In 1904 C. Litton Falkiner mentioned "piratical spoils" among the Ouzel's cargo in his Illustrations of Irish History and Topography.

James Joyce alludes to the Ouzel Galley in his final work Finnegans Wake (1939): "or
carried of cloud from land of locust, in ouzel galley borne....”

In 1940 another novelisation of the story appeared by the Irish surgeon, George Aloysius Little. The Ouzel Galley does draw on earlier accounts of the ship, but it is as much a flight of fancy as it is an historical novel.

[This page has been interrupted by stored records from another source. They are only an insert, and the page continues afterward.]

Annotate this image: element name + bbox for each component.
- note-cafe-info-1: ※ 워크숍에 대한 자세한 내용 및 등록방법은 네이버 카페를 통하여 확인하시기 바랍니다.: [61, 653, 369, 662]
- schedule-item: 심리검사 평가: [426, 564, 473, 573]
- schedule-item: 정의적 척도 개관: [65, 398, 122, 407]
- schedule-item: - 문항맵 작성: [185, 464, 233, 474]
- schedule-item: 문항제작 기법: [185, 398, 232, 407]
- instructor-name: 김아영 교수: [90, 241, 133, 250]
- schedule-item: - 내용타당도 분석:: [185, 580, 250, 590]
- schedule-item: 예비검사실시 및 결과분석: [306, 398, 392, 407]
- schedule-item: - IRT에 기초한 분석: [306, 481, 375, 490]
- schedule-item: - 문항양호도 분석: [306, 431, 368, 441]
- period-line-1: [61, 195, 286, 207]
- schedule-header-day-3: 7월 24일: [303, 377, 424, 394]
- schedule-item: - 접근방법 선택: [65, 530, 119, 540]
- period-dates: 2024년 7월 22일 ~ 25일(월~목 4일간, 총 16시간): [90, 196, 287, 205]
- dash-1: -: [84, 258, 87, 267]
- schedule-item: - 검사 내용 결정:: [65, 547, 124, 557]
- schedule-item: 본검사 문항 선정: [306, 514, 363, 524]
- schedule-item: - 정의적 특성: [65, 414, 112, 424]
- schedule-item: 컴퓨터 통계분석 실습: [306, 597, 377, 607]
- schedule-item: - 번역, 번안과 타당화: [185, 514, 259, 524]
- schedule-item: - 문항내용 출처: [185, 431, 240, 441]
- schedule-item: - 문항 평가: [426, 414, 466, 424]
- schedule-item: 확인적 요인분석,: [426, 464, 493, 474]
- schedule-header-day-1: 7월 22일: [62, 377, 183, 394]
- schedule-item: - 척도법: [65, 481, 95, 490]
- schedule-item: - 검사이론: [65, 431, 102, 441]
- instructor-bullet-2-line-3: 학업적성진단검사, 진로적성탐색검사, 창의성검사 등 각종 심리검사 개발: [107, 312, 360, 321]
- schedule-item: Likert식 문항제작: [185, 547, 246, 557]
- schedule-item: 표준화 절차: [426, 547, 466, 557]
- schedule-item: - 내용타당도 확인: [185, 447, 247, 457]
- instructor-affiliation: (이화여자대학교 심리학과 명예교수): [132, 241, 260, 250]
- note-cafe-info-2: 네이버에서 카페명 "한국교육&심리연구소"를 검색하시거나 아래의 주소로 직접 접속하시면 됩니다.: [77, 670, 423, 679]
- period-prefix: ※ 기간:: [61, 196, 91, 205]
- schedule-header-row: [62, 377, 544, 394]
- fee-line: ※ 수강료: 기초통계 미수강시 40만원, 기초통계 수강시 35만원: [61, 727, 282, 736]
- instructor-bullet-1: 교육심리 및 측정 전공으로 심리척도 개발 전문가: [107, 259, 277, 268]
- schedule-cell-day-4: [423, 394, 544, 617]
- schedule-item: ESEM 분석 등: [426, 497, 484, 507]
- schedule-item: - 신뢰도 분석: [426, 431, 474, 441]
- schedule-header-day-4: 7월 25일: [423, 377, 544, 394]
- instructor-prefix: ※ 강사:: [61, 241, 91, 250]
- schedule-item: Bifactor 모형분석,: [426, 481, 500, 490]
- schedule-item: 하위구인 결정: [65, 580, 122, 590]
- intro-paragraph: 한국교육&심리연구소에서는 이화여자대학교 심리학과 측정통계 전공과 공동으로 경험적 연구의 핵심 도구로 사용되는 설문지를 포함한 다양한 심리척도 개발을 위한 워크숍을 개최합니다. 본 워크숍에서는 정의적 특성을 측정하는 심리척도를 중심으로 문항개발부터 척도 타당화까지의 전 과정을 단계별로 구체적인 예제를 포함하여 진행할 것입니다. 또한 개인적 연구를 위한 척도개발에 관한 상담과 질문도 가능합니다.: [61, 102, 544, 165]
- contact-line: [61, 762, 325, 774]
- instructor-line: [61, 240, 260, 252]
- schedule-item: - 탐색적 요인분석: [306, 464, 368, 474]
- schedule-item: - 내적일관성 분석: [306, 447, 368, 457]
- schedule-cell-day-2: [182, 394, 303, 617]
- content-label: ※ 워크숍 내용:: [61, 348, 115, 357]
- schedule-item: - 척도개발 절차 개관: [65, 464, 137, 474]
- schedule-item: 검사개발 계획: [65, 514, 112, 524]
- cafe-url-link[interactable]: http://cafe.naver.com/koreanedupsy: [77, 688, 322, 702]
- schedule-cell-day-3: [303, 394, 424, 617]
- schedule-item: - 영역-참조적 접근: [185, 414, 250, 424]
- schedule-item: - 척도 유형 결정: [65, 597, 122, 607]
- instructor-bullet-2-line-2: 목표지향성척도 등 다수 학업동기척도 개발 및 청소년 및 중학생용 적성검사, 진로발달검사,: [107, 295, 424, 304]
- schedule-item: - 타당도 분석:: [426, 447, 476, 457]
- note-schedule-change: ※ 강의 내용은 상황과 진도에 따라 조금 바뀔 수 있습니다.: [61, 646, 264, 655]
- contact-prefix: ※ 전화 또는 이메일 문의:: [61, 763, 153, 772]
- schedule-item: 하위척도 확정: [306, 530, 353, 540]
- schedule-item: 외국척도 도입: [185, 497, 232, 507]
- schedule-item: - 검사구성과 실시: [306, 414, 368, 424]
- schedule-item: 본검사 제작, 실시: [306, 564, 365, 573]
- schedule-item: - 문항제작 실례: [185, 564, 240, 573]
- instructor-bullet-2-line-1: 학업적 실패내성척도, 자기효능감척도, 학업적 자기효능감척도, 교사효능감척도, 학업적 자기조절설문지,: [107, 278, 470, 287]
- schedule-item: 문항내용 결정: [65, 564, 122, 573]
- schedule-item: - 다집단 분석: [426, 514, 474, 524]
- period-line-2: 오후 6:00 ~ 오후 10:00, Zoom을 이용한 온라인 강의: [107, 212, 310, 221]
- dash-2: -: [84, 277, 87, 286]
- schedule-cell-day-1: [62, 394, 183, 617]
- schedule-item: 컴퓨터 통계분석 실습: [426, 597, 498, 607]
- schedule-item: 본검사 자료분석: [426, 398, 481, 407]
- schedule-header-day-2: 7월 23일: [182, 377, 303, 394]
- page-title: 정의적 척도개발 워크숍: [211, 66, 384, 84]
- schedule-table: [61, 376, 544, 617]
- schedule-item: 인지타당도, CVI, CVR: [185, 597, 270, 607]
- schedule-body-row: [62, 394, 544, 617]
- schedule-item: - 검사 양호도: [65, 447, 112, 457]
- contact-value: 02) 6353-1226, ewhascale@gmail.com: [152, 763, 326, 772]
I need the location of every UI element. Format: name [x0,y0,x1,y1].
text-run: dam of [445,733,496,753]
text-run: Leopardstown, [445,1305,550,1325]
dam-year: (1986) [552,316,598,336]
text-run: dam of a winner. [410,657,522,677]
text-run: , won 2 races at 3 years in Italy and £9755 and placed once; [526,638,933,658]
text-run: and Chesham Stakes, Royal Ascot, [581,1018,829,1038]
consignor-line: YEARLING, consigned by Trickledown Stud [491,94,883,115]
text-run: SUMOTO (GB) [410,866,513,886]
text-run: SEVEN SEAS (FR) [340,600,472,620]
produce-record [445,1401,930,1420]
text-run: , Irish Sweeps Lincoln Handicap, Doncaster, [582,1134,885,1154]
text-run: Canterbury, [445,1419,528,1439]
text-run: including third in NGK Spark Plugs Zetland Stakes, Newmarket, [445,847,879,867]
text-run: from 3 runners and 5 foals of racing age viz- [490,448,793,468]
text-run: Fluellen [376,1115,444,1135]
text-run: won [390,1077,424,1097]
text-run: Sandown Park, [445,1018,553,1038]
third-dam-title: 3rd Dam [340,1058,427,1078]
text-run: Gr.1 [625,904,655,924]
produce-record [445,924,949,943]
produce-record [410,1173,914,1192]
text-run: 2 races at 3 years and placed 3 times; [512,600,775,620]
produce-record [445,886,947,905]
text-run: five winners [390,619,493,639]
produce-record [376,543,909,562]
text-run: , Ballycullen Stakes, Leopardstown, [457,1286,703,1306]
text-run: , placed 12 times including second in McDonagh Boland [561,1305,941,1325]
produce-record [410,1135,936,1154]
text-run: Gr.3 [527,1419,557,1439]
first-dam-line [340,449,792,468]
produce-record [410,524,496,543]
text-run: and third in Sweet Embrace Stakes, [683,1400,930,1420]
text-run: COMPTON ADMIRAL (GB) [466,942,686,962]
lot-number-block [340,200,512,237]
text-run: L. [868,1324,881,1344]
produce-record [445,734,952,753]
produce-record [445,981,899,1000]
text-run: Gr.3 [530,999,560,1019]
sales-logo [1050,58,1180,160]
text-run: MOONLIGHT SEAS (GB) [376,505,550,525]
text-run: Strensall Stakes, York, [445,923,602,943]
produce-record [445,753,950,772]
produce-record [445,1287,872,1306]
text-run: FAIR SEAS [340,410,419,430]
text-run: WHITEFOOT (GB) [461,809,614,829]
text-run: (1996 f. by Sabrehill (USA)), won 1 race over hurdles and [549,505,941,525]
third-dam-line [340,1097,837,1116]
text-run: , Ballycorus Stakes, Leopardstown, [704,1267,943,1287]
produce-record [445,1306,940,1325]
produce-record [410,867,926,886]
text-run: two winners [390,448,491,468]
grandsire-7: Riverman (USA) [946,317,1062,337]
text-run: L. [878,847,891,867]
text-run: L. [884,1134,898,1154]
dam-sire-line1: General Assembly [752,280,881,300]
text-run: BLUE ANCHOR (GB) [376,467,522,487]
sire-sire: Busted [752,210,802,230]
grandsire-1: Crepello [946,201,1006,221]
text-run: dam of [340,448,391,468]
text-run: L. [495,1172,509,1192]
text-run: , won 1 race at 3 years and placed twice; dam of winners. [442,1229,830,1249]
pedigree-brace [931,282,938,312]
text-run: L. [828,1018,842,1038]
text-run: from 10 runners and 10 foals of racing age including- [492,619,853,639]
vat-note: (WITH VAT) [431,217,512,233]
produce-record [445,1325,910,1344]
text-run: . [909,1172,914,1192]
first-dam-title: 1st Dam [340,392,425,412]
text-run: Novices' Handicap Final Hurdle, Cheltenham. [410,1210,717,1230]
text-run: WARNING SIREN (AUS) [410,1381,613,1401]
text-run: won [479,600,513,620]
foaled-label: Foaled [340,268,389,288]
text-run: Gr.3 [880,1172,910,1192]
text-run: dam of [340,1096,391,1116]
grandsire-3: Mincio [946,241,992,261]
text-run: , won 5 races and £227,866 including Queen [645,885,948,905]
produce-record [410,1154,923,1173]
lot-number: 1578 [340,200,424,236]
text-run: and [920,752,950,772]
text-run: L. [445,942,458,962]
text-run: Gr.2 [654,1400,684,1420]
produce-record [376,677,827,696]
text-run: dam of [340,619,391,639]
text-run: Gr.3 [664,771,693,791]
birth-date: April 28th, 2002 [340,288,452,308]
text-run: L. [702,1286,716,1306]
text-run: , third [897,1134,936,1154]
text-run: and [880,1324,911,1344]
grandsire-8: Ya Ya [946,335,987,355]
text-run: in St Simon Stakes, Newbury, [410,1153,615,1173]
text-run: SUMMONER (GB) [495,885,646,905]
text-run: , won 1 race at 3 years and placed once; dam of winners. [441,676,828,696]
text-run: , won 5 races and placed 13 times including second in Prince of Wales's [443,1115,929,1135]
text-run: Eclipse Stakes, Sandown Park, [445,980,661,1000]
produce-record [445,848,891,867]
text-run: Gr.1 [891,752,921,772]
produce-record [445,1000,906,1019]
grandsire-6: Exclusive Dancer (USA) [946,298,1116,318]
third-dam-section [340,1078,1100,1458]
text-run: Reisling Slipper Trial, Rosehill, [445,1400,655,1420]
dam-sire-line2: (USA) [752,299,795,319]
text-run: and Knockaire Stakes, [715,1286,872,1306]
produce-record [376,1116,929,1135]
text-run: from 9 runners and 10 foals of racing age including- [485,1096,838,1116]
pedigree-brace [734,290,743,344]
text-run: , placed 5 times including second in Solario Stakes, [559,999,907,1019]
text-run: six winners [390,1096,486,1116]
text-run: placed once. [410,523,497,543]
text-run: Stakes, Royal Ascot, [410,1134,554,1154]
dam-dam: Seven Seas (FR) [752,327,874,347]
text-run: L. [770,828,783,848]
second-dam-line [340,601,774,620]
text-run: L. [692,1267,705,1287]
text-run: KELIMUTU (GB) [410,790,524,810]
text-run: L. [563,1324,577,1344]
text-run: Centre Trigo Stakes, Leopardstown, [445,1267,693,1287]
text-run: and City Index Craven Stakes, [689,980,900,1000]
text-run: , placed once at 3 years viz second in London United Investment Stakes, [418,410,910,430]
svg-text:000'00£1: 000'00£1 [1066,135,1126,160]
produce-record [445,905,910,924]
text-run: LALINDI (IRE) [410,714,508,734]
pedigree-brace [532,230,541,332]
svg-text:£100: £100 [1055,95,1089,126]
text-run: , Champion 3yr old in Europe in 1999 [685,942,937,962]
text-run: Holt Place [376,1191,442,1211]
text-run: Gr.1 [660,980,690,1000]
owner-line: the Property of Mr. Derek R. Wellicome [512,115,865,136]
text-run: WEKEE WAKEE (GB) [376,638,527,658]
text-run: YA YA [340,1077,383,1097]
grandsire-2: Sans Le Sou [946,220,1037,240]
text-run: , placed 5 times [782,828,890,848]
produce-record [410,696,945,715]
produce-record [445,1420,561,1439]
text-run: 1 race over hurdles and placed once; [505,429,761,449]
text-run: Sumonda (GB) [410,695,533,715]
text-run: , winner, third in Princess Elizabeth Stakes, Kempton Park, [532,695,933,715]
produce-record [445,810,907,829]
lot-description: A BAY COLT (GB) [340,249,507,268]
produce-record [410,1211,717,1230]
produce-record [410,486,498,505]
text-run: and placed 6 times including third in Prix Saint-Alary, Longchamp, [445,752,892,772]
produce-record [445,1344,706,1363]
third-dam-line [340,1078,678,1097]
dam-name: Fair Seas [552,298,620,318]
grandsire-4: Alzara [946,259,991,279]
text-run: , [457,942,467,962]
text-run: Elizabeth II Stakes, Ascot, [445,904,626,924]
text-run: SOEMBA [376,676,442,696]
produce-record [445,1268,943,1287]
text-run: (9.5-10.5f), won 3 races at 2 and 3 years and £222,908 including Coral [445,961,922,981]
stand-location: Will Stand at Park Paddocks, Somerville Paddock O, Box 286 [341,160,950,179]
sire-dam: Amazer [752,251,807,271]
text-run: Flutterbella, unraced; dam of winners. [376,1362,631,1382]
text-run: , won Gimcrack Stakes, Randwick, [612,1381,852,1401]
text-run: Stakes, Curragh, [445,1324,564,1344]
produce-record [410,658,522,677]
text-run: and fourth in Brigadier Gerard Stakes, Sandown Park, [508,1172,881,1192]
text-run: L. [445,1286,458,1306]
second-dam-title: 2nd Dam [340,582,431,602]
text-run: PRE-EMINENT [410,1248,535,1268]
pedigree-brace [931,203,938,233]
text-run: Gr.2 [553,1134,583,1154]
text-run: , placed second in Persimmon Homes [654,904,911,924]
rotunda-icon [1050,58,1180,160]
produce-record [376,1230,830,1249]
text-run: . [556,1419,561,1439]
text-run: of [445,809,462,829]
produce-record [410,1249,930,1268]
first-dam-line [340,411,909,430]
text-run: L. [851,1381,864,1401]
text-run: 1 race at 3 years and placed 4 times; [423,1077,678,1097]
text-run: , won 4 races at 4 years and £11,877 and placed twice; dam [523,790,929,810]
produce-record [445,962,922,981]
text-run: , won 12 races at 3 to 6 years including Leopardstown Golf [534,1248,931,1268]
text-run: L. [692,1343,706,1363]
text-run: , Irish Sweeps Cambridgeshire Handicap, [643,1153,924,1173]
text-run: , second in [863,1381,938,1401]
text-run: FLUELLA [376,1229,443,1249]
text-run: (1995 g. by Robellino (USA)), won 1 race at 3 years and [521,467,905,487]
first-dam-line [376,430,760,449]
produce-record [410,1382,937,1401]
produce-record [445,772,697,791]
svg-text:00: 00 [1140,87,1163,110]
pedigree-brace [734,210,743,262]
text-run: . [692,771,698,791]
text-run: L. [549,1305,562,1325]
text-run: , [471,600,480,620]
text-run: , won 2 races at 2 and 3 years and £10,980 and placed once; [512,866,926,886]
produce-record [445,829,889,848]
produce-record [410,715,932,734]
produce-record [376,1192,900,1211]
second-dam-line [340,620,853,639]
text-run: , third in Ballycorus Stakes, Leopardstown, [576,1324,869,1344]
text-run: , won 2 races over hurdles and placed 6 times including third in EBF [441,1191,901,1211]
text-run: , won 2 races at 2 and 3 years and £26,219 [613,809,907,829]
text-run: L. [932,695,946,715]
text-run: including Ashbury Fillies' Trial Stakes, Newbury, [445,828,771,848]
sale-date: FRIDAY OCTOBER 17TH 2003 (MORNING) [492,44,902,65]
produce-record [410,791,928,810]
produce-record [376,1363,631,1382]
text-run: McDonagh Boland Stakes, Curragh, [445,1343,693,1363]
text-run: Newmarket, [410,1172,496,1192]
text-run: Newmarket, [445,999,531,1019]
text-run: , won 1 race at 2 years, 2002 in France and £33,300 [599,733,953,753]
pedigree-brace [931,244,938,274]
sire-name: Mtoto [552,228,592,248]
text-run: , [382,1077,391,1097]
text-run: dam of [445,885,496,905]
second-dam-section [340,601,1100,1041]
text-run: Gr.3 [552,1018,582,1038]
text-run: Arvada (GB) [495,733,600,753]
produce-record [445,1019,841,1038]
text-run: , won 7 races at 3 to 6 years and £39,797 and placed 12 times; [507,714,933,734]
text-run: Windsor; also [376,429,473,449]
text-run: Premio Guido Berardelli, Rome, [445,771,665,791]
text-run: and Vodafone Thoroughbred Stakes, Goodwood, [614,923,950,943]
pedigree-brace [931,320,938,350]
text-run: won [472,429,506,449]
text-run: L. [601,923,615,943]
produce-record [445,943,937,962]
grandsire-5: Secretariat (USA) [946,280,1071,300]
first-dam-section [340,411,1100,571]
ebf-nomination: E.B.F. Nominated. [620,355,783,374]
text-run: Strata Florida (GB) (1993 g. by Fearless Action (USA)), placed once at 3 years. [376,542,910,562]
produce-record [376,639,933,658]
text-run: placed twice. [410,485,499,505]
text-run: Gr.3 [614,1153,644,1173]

==The Ouzel Galley Society==
In 1705 the panel of merchants which had arbitrated in the case of the Ouzel Galley was formally established as a permanent arbitration body to deal with similar shipping disputes that might arise. It was hoped that the new body could resolve such disputes without having recourse to the courts, which would have resulted in excessive legal fees. Not only did the Ouzel Galley Society take its name from the famous vessel, but its membership was also regulated to match that ship's complement of forty men. The society's members bore naval titles such as captain, coxswain, boatswain, etc., and were expected to pay an annual subscription for the upkeep of the society; fees charged for the society's arbitration work were donated to various worthy causes.

The members were generally drawn from among the city's most eminent politicians and businessmen – among them Arthur Guinness and John Jameson. For much of the eighteenth century the society met in public houses – "the Rose and Bottle or Phoenix Tavern or Power's Inn or Jude's Hotel", as James Joyce recounts in Finnegans Wake.

In 1783 the society was partially subsumed by the newly formed Dublin Chamber of Commerce, whose meetings generally took place in the Commercial Buildings on College Green. A stone plaque commemorating the society can still be seen above the doorway of No. 10, next door to the no longer extant Commercial Buildings.

The Ouzel Galley Society was eventually wound up in 1888.

A bar and restaurant named the Ouzel Galley Lounge later opened in the basement of the Commercial Buildings on Dame Street. The bar later closed in the 1970s with the development of Sam Stephenson's Central Bank of Ireland building.

===Reconstitution===
Precisely one century later, however, during Dublin's "millennium" celebrations in 1988, the Ouzel Galley Society was reconstituted, primarily as a charitable institution. The membership now comprises former presidents of the chamber of commerce and others who are deemed to have "made a significant contribution to the economy of the capital". In 2005 Mary Finan was elected as the society's first female captain.